Menurut Haedar, sebagai bangsa yang pernah dijajah, seluruh komponen Bangsa Indonesia sepatutnya memiliki pandangan yang sama bahwa penjajahan di negara mana pun di muka bumi merupakan tragedi kemanusiaan paling pahit, paling kelam, dan paling dzalim yang harus ditentang.

PP Muhammadiyah, kata Haedar, mengapresiasi sikap Pemerintah Indonesia yang mengambil posisi tepat, konsisten, dan tegas mendukung kemerdekaan rakyat Palestina.

"Pemerintah Indonesia kami apresiasi sudah mengambil posisi yang tepat dan konsisten untuk tetap mendukung Palestina secara tegas," kata dia.

Bahkan sebagian negara-negara Arab, menurut dia, tidak memiliki sikap tegas seperti yang ditunjukkan oleh Pemerintah Indonesia.

Bagi Haedar, Pemerintah Indonesia telah berada di jalur yang tepat dalam menyikapi persoalan Palestina sehingga semestinya diikuti seluruh komponen bangsa.

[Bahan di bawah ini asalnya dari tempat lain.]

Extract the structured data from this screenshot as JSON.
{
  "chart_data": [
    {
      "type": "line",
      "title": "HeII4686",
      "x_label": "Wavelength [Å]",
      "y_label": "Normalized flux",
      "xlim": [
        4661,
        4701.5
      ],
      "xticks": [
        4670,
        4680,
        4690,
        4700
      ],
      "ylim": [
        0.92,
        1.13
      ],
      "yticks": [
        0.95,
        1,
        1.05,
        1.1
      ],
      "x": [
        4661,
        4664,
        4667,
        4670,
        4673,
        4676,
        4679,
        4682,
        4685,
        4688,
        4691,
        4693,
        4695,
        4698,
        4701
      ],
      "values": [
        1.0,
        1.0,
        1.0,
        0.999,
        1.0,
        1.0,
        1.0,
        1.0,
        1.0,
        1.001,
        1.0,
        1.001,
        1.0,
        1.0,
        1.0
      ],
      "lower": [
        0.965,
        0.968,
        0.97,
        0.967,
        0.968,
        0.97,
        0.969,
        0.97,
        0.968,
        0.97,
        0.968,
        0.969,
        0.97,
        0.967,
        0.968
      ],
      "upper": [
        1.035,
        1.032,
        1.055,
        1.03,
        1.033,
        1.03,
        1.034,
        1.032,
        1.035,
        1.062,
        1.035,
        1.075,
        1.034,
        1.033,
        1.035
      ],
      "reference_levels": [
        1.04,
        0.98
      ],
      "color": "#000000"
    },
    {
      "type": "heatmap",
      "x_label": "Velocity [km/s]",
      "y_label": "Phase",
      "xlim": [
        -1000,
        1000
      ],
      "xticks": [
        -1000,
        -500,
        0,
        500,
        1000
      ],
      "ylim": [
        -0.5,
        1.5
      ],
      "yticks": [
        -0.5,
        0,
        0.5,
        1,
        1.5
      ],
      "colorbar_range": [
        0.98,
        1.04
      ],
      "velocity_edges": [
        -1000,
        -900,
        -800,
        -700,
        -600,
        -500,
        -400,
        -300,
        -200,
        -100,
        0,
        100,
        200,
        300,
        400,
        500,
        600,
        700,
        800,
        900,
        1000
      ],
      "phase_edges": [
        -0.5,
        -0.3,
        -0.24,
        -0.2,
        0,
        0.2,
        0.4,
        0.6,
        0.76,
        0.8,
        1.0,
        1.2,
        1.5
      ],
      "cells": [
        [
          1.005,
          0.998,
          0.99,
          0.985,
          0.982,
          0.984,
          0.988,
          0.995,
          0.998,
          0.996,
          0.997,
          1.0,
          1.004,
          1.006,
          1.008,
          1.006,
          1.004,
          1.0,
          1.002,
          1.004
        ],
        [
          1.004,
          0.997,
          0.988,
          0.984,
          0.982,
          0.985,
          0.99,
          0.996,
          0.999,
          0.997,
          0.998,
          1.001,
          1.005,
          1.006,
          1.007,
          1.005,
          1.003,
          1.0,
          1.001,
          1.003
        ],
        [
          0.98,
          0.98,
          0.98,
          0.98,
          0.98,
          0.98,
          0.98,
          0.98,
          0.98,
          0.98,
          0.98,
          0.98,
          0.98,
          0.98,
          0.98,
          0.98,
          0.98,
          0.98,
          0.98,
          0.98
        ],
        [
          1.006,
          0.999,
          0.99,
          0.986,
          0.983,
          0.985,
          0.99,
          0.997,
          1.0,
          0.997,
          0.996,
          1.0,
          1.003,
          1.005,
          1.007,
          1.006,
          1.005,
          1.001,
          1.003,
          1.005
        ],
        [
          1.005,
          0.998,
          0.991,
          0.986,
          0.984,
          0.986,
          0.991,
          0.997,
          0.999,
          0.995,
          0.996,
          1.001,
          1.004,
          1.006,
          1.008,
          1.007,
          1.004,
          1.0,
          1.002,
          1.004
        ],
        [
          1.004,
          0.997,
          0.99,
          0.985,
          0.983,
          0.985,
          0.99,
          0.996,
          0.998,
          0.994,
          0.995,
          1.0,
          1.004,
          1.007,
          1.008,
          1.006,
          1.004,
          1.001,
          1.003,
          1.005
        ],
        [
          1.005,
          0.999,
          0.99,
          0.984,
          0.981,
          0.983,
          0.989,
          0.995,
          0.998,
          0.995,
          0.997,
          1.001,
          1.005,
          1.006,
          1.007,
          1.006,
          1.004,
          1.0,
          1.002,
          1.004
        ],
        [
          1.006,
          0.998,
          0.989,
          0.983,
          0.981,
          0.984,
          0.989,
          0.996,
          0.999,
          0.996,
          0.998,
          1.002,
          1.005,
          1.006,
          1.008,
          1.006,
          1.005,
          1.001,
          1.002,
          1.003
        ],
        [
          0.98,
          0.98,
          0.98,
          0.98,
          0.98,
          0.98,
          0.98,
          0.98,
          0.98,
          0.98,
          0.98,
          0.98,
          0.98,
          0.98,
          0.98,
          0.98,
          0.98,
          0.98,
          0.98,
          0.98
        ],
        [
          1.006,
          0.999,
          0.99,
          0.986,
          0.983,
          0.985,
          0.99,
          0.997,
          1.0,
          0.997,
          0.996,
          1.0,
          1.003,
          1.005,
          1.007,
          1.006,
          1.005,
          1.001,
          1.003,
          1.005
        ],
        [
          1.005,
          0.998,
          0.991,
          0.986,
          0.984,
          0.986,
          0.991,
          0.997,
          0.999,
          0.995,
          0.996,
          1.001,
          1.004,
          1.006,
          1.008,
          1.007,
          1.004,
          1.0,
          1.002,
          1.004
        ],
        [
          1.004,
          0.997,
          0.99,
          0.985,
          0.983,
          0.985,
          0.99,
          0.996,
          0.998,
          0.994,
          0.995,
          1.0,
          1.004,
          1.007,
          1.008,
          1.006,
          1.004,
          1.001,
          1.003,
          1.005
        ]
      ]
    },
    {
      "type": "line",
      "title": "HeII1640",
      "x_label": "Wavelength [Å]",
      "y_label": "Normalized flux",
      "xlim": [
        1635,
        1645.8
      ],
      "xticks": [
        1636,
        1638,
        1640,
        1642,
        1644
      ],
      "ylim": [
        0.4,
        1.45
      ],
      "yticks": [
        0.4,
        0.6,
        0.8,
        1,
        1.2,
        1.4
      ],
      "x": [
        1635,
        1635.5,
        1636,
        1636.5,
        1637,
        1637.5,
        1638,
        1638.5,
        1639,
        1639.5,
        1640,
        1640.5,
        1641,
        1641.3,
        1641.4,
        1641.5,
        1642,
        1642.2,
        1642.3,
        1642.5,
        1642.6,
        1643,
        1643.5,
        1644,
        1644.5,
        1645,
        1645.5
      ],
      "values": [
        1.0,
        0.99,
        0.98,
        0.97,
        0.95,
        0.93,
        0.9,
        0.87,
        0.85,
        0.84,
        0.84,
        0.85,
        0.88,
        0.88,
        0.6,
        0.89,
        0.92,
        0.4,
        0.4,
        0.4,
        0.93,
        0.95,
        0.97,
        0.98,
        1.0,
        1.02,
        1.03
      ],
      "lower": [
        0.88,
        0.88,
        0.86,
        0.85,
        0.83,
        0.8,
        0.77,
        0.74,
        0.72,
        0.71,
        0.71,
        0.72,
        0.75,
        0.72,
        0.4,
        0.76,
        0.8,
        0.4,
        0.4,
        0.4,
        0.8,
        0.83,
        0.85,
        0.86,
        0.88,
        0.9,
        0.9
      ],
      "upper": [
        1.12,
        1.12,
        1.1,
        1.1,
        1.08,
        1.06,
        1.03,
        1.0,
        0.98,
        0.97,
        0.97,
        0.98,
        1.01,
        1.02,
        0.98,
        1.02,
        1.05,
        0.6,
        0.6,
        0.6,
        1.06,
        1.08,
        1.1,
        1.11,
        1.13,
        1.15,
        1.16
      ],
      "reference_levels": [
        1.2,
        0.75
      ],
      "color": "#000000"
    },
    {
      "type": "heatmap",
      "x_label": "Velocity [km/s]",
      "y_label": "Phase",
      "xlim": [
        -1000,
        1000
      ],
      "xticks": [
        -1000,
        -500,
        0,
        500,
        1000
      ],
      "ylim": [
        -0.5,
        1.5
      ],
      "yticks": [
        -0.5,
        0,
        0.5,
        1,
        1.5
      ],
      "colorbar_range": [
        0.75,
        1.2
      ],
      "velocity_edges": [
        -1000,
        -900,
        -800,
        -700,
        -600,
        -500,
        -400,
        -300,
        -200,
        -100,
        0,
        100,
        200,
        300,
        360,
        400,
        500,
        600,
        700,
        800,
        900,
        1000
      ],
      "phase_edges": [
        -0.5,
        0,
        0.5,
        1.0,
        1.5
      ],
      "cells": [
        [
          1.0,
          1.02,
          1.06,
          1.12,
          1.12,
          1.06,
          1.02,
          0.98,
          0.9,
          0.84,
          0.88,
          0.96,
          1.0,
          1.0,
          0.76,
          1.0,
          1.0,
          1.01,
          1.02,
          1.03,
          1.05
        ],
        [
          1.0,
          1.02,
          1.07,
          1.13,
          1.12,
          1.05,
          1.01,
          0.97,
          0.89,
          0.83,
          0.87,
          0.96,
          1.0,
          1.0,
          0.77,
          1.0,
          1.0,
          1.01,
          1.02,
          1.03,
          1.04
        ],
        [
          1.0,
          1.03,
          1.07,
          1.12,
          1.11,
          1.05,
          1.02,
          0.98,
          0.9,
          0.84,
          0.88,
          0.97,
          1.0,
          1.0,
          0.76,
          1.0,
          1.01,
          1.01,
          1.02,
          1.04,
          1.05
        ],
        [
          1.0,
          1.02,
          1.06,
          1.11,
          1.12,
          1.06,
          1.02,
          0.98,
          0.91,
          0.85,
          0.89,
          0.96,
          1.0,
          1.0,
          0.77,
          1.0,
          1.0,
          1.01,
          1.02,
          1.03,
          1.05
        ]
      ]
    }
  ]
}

"Jika pemerintah saja sudah seperti itu, warga dan elit bangsa yang mungkin mendukung pemerintah sekarang saya imbau untuk coba memahami dengan seksama dan reflektif bahwa persoalan Palestina adalah persoalan kemerdekaan," kata dia.

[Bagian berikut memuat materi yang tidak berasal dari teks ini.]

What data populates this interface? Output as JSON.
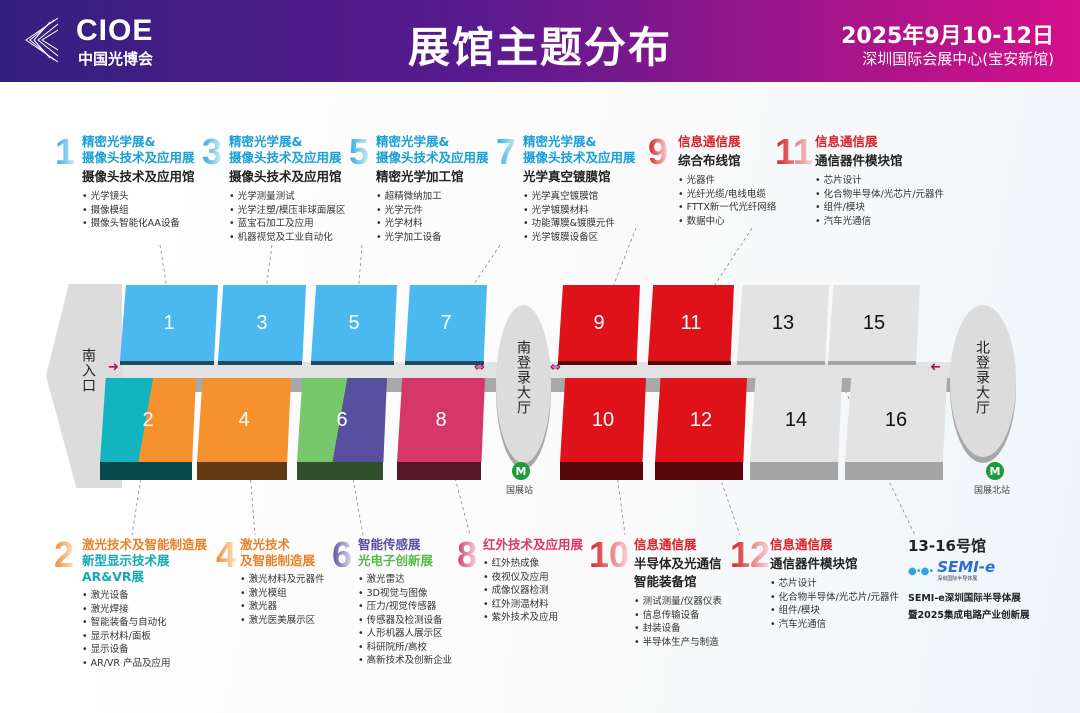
{
  "header": {
    "logo_text": "CIOE",
    "logo_cn": "中国光博会",
    "title": "展馆主题分布",
    "date": "2025年9月10-12日",
    "venue": "深圳国际会展中心(宝安新馆)"
  },
  "map": {
    "south_entrance": "南入口",
    "south_hall": "南登录大厅",
    "north_hall": "北登录大厅",
    "south_metro": "国展站",
    "north_metro": "国展北站",
    "halls": [
      "1",
      "2",
      "3",
      "4",
      "5",
      "6",
      "7",
      "8",
      "9",
      "10",
      "11",
      "12",
      "13",
      "14",
      "15",
      "16"
    ],
    "colors": {
      "optics": "#4bb8ef",
      "laser_teal": "#12b4c0",
      "laser": "#f5922e",
      "sensing_green": "#76c86a",
      "sensing_purple": "#57509f",
      "infrared": "#d6376a",
      "comm": "#e01219",
      "semi": "#e3e3e3"
    }
  },
  "top_info": [
    {
      "num": "1",
      "t1": "精密光学展&",
      "t2": "摄像头技术及应用展",
      "hall": "摄像头技术及应用馆",
      "items": [
        "光学镜头",
        "摄像模组",
        "摄像头智能化AA设备"
      ]
    },
    {
      "num": "3",
      "t1": "精密光学展&",
      "t2": "摄像头技术及应用展",
      "hall": "摄像头技术及应用馆",
      "items": [
        "光学测量测试",
        "光学注塑/模压非球面展区",
        "蓝宝石加工及应用",
        "机器视觉及工业自动化"
      ]
    },
    {
      "num": "5",
      "t1": "精密光学展&",
      "t2": "摄像头技术及应用展",
      "hall": "精密光学加工馆",
      "items": [
        "超精微纳加工",
        "光学元件",
        "光学材料",
        "光学加工设备"
      ]
    },
    {
      "num": "7",
      "t1": "精密光学展&",
      "t2": "摄像头技术及应用展",
      "hall": "光学真空镀膜馆",
      "items": [
        "光学真空镀膜馆",
        "光学镀膜材料",
        "功能薄膜&镀膜元件",
        "光学镀膜设备区"
      ]
    },
    {
      "num": "9",
      "t1": "信息通信展",
      "hall": "综合布线馆",
      "items": [
        "光器件",
        "光纤光缆/电线电缆",
        "FTTX新一代光纤网络",
        "数据中心"
      ]
    },
    {
      "num": "11",
      "t1": "信息通信展",
      "hall": "通信器件模块馆",
      "items": [
        "芯片设计",
        "化合物半导体/光芯片/元器件",
        "组件/模块",
        "汽车光通信"
      ]
    }
  ],
  "bottom_info": [
    {
      "num": "2",
      "t1": "激光技术及智能制造展",
      "t2": "新型显示技术展",
      "t3": "AR&VR展",
      "items": [
        "激光设备",
        "激光焊接",
        "智能装备与自动化",
        "显示材料/面板",
        "显示设备",
        "AR/VR 产品及应用"
      ]
    },
    {
      "num": "4",
      "t1": "激光技术",
      "t2": "及智能制造展",
      "items": [
        "激光材料及元器件",
        "激光模组",
        "激光器",
        "激光医美展示区"
      ]
    },
    {
      "num": "6",
      "t1": "智能传感展",
      "t2": "光电子创新展",
      "items": [
        "激光雷达",
        "3D视觉与图像",
        "压力/视觉传感器",
        "传感器及检测设备",
        "人形机器人展示区",
        "科研院所/高校",
        "高新技术及创新企业"
      ]
    },
    {
      "num": "8",
      "t1": "红外技术及应用展",
      "items": [
        "红外热成像",
        "夜视仪及应用",
        "成像仪器检测",
        "红外测温材料",
        "紫外技术及应用"
      ]
    },
    {
      "num": "10",
      "t1": "信息通信展",
      "hall": "半导体及光通信",
      "hall2": "智能装备馆",
      "items": [
        "测试测量/仪器仪表",
        "信息传输设备",
        "封装设备",
        "半导体生产与制造"
      ]
    },
    {
      "num": "12",
      "t1": "信息通信展",
      "hall": "通信器件模块馆",
      "items": [
        "芯片设计",
        "化合物半导体/光芯片/元器件",
        "组件/模块",
        "汽车光通信"
      ]
    }
  ],
  "semi": {
    "title": "13-16号馆",
    "logo_text": "SEMI-e",
    "logo_sub": "深圳国际半导体展",
    "line1": "SEMI-e深圳国际半导体展",
    "line2": "暨2025集成电路产业创新展"
  }
}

Menurut dia, Bangsa Indonesia dapat merespons persoalan penjajahan di Palestina dalam bingkai menjalankan amanat konstitusi.

Sesuai pembukaan Undang-Undang Dasar (UUD) 1945 disebutkan penjajahan di atas dunia harus dihapuskan, karena tidak sesuai dengan perikemanusiaan dan perikeadilan.

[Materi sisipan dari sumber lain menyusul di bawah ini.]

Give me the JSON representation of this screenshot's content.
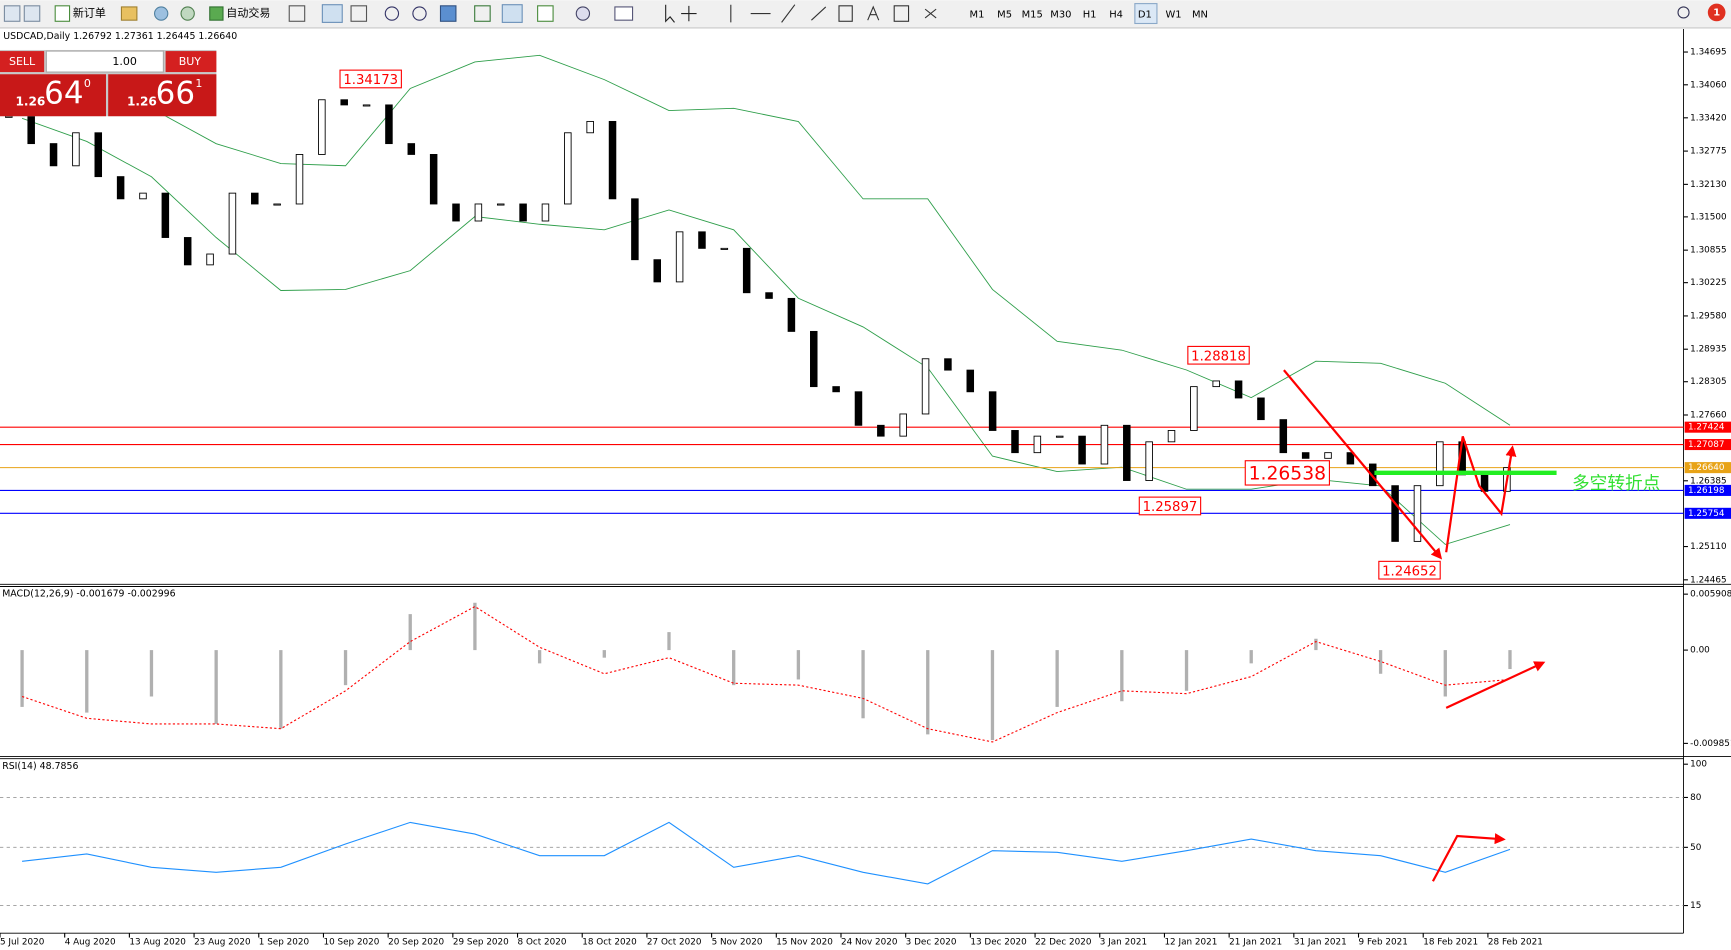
{
  "toolbar": {
    "buttons": [
      "新订单",
      "自动交易"
    ],
    "timeframes": [
      "M1",
      "M5",
      "M15",
      "M30",
      "H1",
      "H4",
      "D1",
      "W1",
      "MN"
    ],
    "active_timeframe": "D1",
    "notifications": "1"
  },
  "trade_panel": {
    "sell": "SELL",
    "buy": "BUY",
    "lot": "1.00",
    "sell_price": {
      "prefix": "1.26",
      "big": "64",
      "sup": "0"
    },
    "buy_price": {
      "prefix": "1.26",
      "big": "66",
      "sup": "1"
    }
  },
  "chart": {
    "header": "USDCAD,Daily  1.26792 1.27361 1.26445 1.26640",
    "ylim": [
      1.244,
      1.3512
    ],
    "price_ticks": [
      1.34695,
      {
        "value": 1.3406,
        "label": "1.34060"
      },
      {
        "value": 1.3342,
        "label": "1.33420"
      },
      1.32775,
      {
        "value": 1.3213,
        "label": "1.32130"
      },
      {
        "value": 1.315,
        "label": "1.31500"
      },
      1.30855,
      1.30225,
      {
        "value": 1.2958,
        "label": "1.29580"
      },
      1.28935,
      1.28305,
      {
        "value": 1.2766,
        "label": "1.27660"
      },
      1.26385,
      {
        "value": 1.2511,
        "label": "1.25110"
      },
      1.24465
    ],
    "dates": [
      "5 Jul 2020",
      "4 Aug 2020",
      "13 Aug 2020",
      "23 Aug 2020",
      "1 Sep 2020",
      "10 Sep 2020",
      "20 Sep 2020",
      "29 Sep 2020",
      "8 Oct 2020",
      "18 Oct 2020",
      "27 Oct 2020",
      "5 Nov 2020",
      "15 Nov 2020",
      "24 Nov 2020",
      "3 Dec 2020",
      "13 Dec 2020",
      "22 Dec 2020",
      "3 Jan 2021",
      "12 Jan 2021",
      "21 Jan 2021",
      "31 Jan 2021",
      "9 Feb 2021",
      "18 Feb 2021",
      "28 Feb 2021"
    ],
    "close": [
      1.3345,
      1.3292,
      1.3249,
      1.3313,
      1.3228,
      1.3185,
      1.3196,
      1.311,
      1.3057,
      1.3078,
      1.3196,
      1.3175,
      1.3175,
      1.3271,
      1.3377,
      1.3367,
      1.3367,
      1.3292,
      1.3271,
      1.3175,
      1.3142,
      1.3175,
      1.3175,
      1.3142,
      1.3175,
      1.3313,
      1.3335,
      1.3185,
      1.3067,
      1.3024,
      1.3121,
      1.3089,
      1.3089,
      1.3003,
      1.2992,
      1.2928,
      1.2821,
      1.2811,
      1.2746,
      1.2725,
      1.2768,
      1.2875,
      1.2853,
      1.2811,
      1.2736,
      1.2693,
      1.2725,
      1.2725,
      1.2671,
      1.2746,
      1.2639,
      1.2714,
      1.2736,
      1.2821,
      1.2832,
      1.2799,
      1.2757,
      1.2693,
      1.2682,
      1.2693,
      1.2671,
      1.2629,
      1.2521,
      1.2629,
      1.2714,
      1.265,
      1.2618,
      1.2664
    ],
    "bands": {
      "color": "#2e9e4a",
      "upper": [
        1.34288,
        1.33903,
        1.33604,
        1.32919,
        1.32534,
        1.32491,
        1.33989,
        1.34502,
        1.34631,
        1.3416,
        1.33561,
        1.33604,
        1.33347,
        1.31849,
        1.31849,
        1.30094,
        1.29088,
        1.28917,
        1.28532,
        1.27997,
        1.28703,
        1.28661,
        1.28275,
        1.27462
      ],
      "lower": [
        1.33411,
        1.32962,
        1.32277,
        1.311,
        1.30073,
        1.30094,
        1.30458,
        1.31507,
        1.31357,
        1.3125,
        1.31635,
        1.3125,
        1.29923,
        1.29367,
        1.28575,
        1.26863,
        1.26563,
        1.26649,
        1.26221,
        1.26221,
        1.26413,
        1.26285,
        1.25151,
        1.25536
      ]
    },
    "levels": [
      {
        "value": 1.27424,
        "color": "#ff0000"
      },
      {
        "value": 1.27087,
        "color": "#ff0000"
      },
      {
        "value": 1.2664,
        "label": "1.26640",
        "color": "#e8a317"
      },
      {
        "value": 1.26198,
        "color": "#0000ff"
      },
      {
        "value": 1.25754,
        "color": "#0000ff"
      }
    ],
    "annotations": [
      1.34173,
      1.28818,
      1.26538,
      1.25897,
      1.24652
    ],
    "note": "多空转折点"
  },
  "macd": {
    "header": "MACD(12,26,9) -0.001679 -0.002996",
    "ylim": [
      -0.01112,
      0.0066
    ],
    "ticks": [
      0.005908,
      {
        "value": 0,
        "label": "0.00"
      },
      -0.009851
    ],
    "histogram": [
      -0.006,
      -0.0066,
      -0.0049,
      -0.0078,
      -0.0083,
      -0.0037,
      0.0038,
      0.005,
      -0.0014,
      -0.0008,
      0.0019,
      -0.0037,
      -0.0031,
      -0.0072,
      -0.0089,
      -0.0095,
      -0.006,
      -0.0054,
      -0.0043,
      -0.0014,
      0.0012,
      -0.0025,
      -0.0049,
      -0.002
    ],
    "signal": [
      -0.0049,
      -0.0072,
      -0.0078,
      -0.0078,
      -0.0083,
      -0.0043,
      0.0009,
      0.0046,
      0.0003,
      -0.0025,
      -0.0008,
      -0.0035,
      -0.0037,
      -0.0051,
      -0.0083,
      -0.0097,
      -0.0066,
      -0.0043,
      -0.0046,
      -0.0028,
      0.0009,
      -0.0012,
      -0.0037,
      -0.0031
    ]
  },
  "rsi": {
    "header": "RSI(14) 48.7856",
    "ylim": [
      -1.6,
      103.3
    ],
    "ticks": [
      100,
      80,
      50,
      15
    ],
    "values": [
      41.6,
      46,
      38,
      35,
      38,
      52,
      65,
      58,
      45,
      45,
      65,
      38,
      45,
      35,
      28,
      48,
      47,
      41.6,
      48,
      55,
      48,
      45,
      35,
      48.8
    ]
  }
}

Ia tidak memungkiri bahwa problem Palestina juga memiliki irisan dengan persoalan keislaman jika ditinjau dari aspek sejarah dan keberadaan Masjid al-Aqsa di Yerusalem yang merupakan salah satu masjid utama kaum Muslim selain Masjidil Haram di Makkah dan Masjid Nabawi di Madinah.

Ia menuturkan pada tahun 644 Masehi, Khalifah Umar bin Khattab memperluas kawasan Islam dan wilayah Palestina menjadi salah satu bagiannya sehingga sejak saat itu Palestina lekat dan tidak terpisahkan dengan dunia Islam.

Israel kemudian datang ke wilayah Palestina pada 1948 lantas mendirikan negara.

Oleh sebab itu, ketika umat Islam memiliki reaksi begitu luas atas peristiwa di Palestina, Haedar berharap pihak mana pun agar tidak salah paham.

Meski demikian, ia meminta seluruh pihak berhenti membawa politik aliran dalam kasus Palestina dengan tidak memandangnya sebagai persoalan Islam melawan yang lain.

"Bahwa ada konteks Islam, oke, sejauh menyangkut eksklusif Islam. Tapi ketika sudah relasinya bangsa dan dunia kemanusiaan semestinya bawalah ini sebagai persoalan penjajahan," kata Haedar Nashir.